Februar 1943. Ein isoliertes Gebirgstal, wo fast nur Bergbauern leben. Die meisten Söhne und Knechte im wehrfähigen Alter sind eingerückt; an ihrer Stelle arbeiten Kriegsgefangene und so genannte Zivilarbeiterinnen aus dem Osten. In Ausnahmefällen (...) ist es möglich, dass einer der Söhne daheim bleibt. Seit fast zwei Jahren hält sich ein Mann namens Santner, der vom Krieg desertiert ist, in dieser Gegend versteckt, vorwiegend in Höhlen, die von Einheimischen ‚Heidenlöcher‘ genannt werden.

 

Nur drei Leute im Tal wissen von seiner Existenz.“ Mit diesem nüchtern formulierten Text beginnt einer der wichtigsten österreichischen Kinospielfilme der 80er-Jahre, der nichts von seiner Kraft verloren hat. Weiße Handschrift auf schwarzem Grund hält die Fakten fest und reduziert wie die folgenden Bilder die Erzählung aufs Wesentliche. Reduktion wird die Stärke nicht nur dieses Films sein, sondern auch Charakteristikum dessen, was man bald als „Neuen Heimatfilm“ bezeichnet: Klarheit in Stil und Form, präzise Beobachtung von Arbeitsabläufen und sozialen Strukturen, Gewissenhaftigkeit in der Inszenierung von Räumen und Landschaften.

Die Dorfgemeinschaft in diesem Salzburger Tal ist längst aus den Fugen: Während die Männer in Russland kämpfen, leben polnische und französische Gefangene in einer Baracke am Dorfrand und sind den Bauern als Hilfsarbeiter zugewiesen. Nur der junge Ruap muss gegen seinen Willen zu Hause bleiben, während der Vater den Deserteur heimlich mit Essen versorgt.

Wolfram Paulus, der für Drehbuch, Schnitt und Regie verantwortlich zeichnet, dokumentiert das Geschehen eher als er es inszeniert, flicht den auf einer wahren Begebenheit beruhenden „Fall Santner“ in eine Bestandsaufnahme des gesamten Umfelds ein. Das strenge, kontrastreiche Schwarzweiß entspricht dabei dem Rhythmus des Films, der abrupt Schauplätze wechselt, während die Geschehnisse auf den Gesichtern der fast ausschließlich mit Laien besetzten Figuren nachwirken.

Die inszenatorische und atmosphärische Dichte korreliert mit der Enge der Räume: Nie bekommt man das Dorf als ganzes zu sehen.

Die Verbindung zwischen den Orten ist denkbar lose, erst die Arbeit der Menschen weist ihnen ihre Funktion zu: Im Wald wird Holz gemacht, in der Baracke geschlafen, gegessen.

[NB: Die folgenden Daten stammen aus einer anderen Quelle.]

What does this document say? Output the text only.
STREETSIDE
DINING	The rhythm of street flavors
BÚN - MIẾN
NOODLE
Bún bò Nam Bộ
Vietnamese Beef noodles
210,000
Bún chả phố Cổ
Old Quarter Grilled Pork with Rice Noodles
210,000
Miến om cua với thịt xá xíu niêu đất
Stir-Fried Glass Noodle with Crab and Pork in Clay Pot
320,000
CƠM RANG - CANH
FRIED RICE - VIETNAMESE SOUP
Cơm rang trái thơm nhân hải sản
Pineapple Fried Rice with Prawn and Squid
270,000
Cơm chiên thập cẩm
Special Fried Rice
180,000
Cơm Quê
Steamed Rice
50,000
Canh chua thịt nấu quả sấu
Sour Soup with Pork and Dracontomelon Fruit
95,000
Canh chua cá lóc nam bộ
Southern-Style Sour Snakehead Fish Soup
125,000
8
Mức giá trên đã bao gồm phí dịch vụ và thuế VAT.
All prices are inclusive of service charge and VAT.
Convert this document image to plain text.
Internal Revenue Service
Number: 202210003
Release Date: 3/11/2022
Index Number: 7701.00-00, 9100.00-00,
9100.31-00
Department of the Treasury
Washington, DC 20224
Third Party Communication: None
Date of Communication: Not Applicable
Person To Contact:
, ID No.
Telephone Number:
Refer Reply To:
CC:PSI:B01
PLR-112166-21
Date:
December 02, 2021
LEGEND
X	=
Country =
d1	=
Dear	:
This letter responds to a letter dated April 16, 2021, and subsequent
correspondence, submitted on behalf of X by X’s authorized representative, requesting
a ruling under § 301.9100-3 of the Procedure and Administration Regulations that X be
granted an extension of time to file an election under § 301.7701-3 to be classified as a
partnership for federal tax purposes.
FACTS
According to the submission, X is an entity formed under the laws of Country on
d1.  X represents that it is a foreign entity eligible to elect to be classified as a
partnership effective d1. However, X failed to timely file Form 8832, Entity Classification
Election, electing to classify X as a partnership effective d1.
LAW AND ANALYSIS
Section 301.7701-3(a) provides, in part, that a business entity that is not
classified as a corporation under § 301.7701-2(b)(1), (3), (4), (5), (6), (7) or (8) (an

Obwohl Paulus hauptsächlich mit statischen Aufnahmen arbeitet, entwickelt Heidenlöcher eine ungeheure Dynamik, doch diese kommt aus den Bildern selbst.

Am Ende fordern Enttäuschung und Verrat ihr Opfer, nur das letzte Bild verweist auf die Möglichkeit der Flucht: Mit Schneeschuhen, die er ebenso gewissenhaft repariert hat, wie er seiner Zwangsarbeit nachgegangen ist, erreicht der polnische Kriegsgefangene den verschneiten Pass. Ganz kurz bleibt er stehen. Dann macht er sich auf den Weg hinunter ins nächste Tal.

Michael Pekler, Filmpublizist („Falter“), Katalogredakteur der Viennale, Redakteur („Ray Kinomagazin“, „kolik.film“)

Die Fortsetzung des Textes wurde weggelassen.